Sulle riaperture previste per il 4 maggio, ancora nulla di definitivo: «Stiamo lavorando su alcune proposte»

Giuseppe Conte allontana l’ipotesi di un governo tecnico in vista della fase di ricostruzione dopo l’emergenza Coronavirus. In un’intervista al Giornale boccia l’idea di un esecutivo di “unità nazionale”: «formule astratte», perché proprio ora è necessario che siano le forze politiche a dare il proprio contributo al Paese: «Serve un governo politico che ci mette la faccia e risponda agli elettori».

L’ombra di Mario Draghi

Alla domanda se, in una fase critica come questa, non sarebbe opportuno coinvolgere una personalità autorevole come Mario Draghi, il primo ministro è dell’idea che, nonostante l’ex presidente della Bce sia «persona di grande autorevolezza e di elevata professionalità, proprio per questo non è persona che si lascia tirare per la giacchetta in polemiche che nascono in modo palesemente strumentale e sono frutto di manovre politiche estemporanee».

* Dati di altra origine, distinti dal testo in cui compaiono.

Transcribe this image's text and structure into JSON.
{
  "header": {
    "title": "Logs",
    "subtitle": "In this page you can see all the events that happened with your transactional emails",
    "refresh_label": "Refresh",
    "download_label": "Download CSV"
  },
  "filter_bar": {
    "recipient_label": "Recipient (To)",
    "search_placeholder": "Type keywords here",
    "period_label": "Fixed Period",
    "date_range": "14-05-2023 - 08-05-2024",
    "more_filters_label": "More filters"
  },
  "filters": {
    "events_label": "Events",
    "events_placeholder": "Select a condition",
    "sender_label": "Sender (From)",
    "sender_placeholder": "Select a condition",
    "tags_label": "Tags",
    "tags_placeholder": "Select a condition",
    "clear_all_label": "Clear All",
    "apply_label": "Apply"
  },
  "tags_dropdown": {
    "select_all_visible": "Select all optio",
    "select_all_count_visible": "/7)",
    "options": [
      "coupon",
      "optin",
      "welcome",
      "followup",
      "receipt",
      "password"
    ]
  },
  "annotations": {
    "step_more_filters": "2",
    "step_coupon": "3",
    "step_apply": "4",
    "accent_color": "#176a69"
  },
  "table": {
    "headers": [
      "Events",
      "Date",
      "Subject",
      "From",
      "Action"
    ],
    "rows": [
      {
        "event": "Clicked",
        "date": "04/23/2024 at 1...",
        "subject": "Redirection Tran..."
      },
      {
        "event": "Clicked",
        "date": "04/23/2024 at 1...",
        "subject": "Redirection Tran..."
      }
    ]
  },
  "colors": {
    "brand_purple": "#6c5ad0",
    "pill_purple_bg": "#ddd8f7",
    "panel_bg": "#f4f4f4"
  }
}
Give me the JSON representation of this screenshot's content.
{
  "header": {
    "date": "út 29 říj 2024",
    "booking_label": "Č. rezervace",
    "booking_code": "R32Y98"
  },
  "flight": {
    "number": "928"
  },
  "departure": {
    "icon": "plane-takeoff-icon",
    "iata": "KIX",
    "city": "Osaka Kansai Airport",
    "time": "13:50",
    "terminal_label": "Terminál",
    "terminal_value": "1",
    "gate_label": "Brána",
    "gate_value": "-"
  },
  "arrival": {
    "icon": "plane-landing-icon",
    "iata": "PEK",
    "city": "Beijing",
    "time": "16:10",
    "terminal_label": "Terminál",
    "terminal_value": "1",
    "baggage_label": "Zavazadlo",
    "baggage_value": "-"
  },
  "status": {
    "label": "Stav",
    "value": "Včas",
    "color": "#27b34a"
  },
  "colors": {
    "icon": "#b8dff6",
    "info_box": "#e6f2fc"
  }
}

«Dovremo convivere per mesi col virus»

Critico verso la situazione in Lombardia, territorio in cui si sono registrati un gran numero di contagi e decessi, Conte non ha dubbi: «La Lombardia si è sicuramente trovata ad affrontare il fronte più caldo di questa battaglia. Credo che ogni discussione a proposito delle responsabilità andrà affrontato a tempo debito, nessuno si sottrarrà alle proprie. Però, adesso, la cosa importante è stare al fianco di chi ogni giorno combatte in corsia». E sulle riaperture previste per il 4 maggio: «Stiamo lavorando su alcune proposte di allentamento delle misure, in modo da poter “convivere” con il virus nei prossimi mesi in condizioni di massima sicurezza, tenendo sotto controllo la curva epidemiologica e le condizioni di stress del sistema sanitario e ospedaliero locale. E avverte: Tutte le notizie che filtrano, le ipotesi che si fanno in questi giorni sono prive di fondamento».

Il Mes

Infine, sul tanto chiacchierato Mes – il Meccanismo economico di stabilità – che sta, di fatto, creando fratture anche all’interno della stessa maggioranza, Conte precisa: «Quello sul Mes è un dibattito che rimane al momento molto astratto. Nasce per rimediare a crisi e tensioni finanziarie di singoli Paesi. È la ragione per cui l’ho giudicato inadeguato e insufficiente ad affrontare questa sfida epocale. Dal confronto europeo può però venire fuori qualcosa di molto diverso dal Mes attuale ed è anche questa la ragione per cui appoggiamo la battaglia di altri Paesi che, come la Spagna, hanno chiesto da subito di cambiarlo e di volerlo utilizzare».